A recent phenomenon of reinforcing personal rights has been so rapidly arising that it could be called the era of “personal rights prosperity.”Nevertheless, the number of cases requesting mediation or arbitration to Press Arbitration Commission due to the invasion of personal rights such as honor defamation or reputation defamation by mass media has been increasing dramatically lately. However, when there is a case like “honor defamation by mass media,” there is a collision between freedom of the press and personal rights of the victim. Focusing on the decision of Constitutional Court of Korea (CCOK) in 1991, this study re-examines the validity of the decision that abated the notice of apology, which has been conventionally used as one of the reasonable measures for restoration of honor that are provided in the article 764 of Korean Civil Code. The findings of the study are as follows.
(1) According to the decision of CCOK in 1991, approving the notice of apology in civil responsibility is contradictory to the principle of civil liability which is focused on compensation because it also has criminal responsibility in it. However, Special Criminal Code has compensation order system, and the decision of compensation also puts stress on punishment function or deterrence function, which is similar to the punitive compensation system of the U.S. law. The final decisions judged by lower courts since "the decision of CCOK in 1991" specify the "function of satisfying" the victim as well; thus, civil liability also needs to consider not just compensation function but the function of punishment or deterrence against illegal acts as well that would be the fundamental function of torts liability.
(2) “The decision of CCOK in 1991” claims that in honor defamation cases, the notice of apology had played a major role, while compensation was ancillary. However, there are not many judgments that permitted the notice of apology. Reviewing the cases before the year 1991, there were only a few cases that allowed only the notice of apology or referred to it along with compensation. On the contrary, “the notice of apology” can be a reasonable means of recovering the honor of the victim of a social devaluation because it allows the assailant to express his or her will to acknowledge their fault and to prevent the recurrence in the future. The problem is, however, that the assailants' personal rights should also be protected by law; thus, it would be important for the judiciary to make the best use of its system.

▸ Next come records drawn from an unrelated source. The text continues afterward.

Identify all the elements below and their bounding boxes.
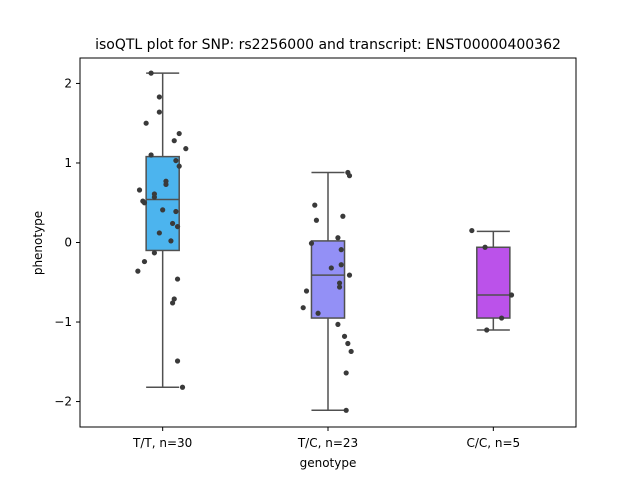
data-point	[484, 327, 490, 333]
data-point	[312, 202, 318, 208]
x-axis: T/T, n=30 T/C, n=23 C/C, n=5	[132, 427, 520, 450]
data-point	[169, 220, 176, 227]
data-point	[148, 152, 154, 158]
data-point	[171, 296, 177, 302]
data-point	[345, 340, 351, 347]
data-point	[174, 358, 181, 364]
data-point	[336, 280, 343, 286]
data-point	[176, 163, 182, 169]
data-point	[348, 348, 354, 355]
box	[476, 246, 511, 319]
data-point	[315, 310, 321, 316]
data-point	[346, 173, 353, 179]
data-point	[174, 223, 181, 230]
data-point	[300, 305, 306, 311]
data-point	[482, 244, 488, 250]
x-axis-label: genotype	[300, 456, 357, 470]
boxes	[145, 72, 511, 412]
data-point	[171, 138, 177, 144]
data-point	[469, 227, 475, 234]
data-point	[151, 194, 157, 200]
data-point	[156, 230, 162, 236]
data-point	[151, 250, 157, 256]
data-point	[141, 258, 148, 265]
data-point	[160, 207, 166, 213]
chart-title: isoQTL plot for SNP: rs2256000 and trans…	[95, 37, 561, 53]
data-point	[143, 120, 149, 126]
x-tick-label: T/T, n=30	[132, 436, 192, 450]
data-point	[141, 200, 148, 206]
x-tick-label: T/C, n=23	[297, 436, 358, 450]
y-tick-label: 1	[64, 156, 72, 170]
y-tick-label: 2	[64, 76, 72, 90]
data-point	[338, 247, 344, 253]
x-tick-label: C/C, n=5	[466, 436, 520, 450]
data-point	[183, 146, 189, 152]
y-axis-label: phenotype	[31, 211, 45, 275]
y-tick-label: 0	[64, 236, 72, 250]
y-tick-label: −1	[54, 315, 72, 329]
data-point	[156, 94, 162, 100]
data-point	[174, 276, 181, 282]
data-point	[168, 238, 174, 244]
data-point	[508, 292, 515, 298]
data-point	[303, 288, 310, 294]
data-point	[343, 407, 349, 413]
data-point	[173, 208, 179, 215]
data-point	[346, 272, 353, 278]
data-point	[173, 157, 179, 164]
data-point	[135, 268, 141, 274]
data-point	[338, 262, 344, 268]
data-point	[169, 300, 176, 306]
data-point	[313, 217, 320, 223]
data-point	[136, 187, 143, 193]
box	[145, 155, 180, 252]
box	[310, 240, 346, 319]
y-axis: −2 −1 0 1 2	[54, 76, 80, 409]
data-point	[340, 213, 346, 219]
data-point	[179, 384, 186, 390]
data-point	[335, 235, 341, 241]
data-point	[308, 240, 315, 246]
data-point	[335, 321, 341, 328]
data-points	[135, 70, 515, 413]
data-point	[336, 284, 343, 290]
data-point	[163, 181, 169, 188]
data-point	[148, 70, 154, 76]
data-point	[341, 333, 348, 339]
y-tick-label: −2	[54, 395, 72, 409]
data-point	[176, 130, 182, 137]
data-point	[343, 370, 349, 376]
data-point	[156, 109, 162, 115]
data-point	[499, 315, 505, 321]
data-point	[328, 265, 334, 271]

(3) “The decision of CCOK in 1991” suggests three alternative methods to the notice of apology: ① publishing the court's decision of compensation on newspapers or magazines, ② publishing a conviction of honor defamation on newspapers or magazines, and ③ the withdrawal of a statement about honor defamation. However, if the publication of the ruling of compensation or of the ruling of conviction is ordered in the judgment, as suggested in the first and the second alternative methods,chances are that it will increase the emotional burden of the assailant, and therefore cause the compulsory realization of conscience or the invasion of personal rights of the assailant. In addition, since the withdrawal of statement about the honor defamation, which is suggested as the third alternative, is related with the pride of the press, it is feared that the press will be forced to a humiliating state. Since “the decision of CCOK in 1991,”there has been a tendency to consider broadcasting or publishing of the text of a decision. However, these methods are no different from the conventional method, a notice of apology. Thus, the assailant's expression of apology, which is a way of acknowledging his or her fault to the victim and of promising the prevention of recurrence in the future, would be more humane and persuasive because this method means the realization of self-responsibility as a member of community.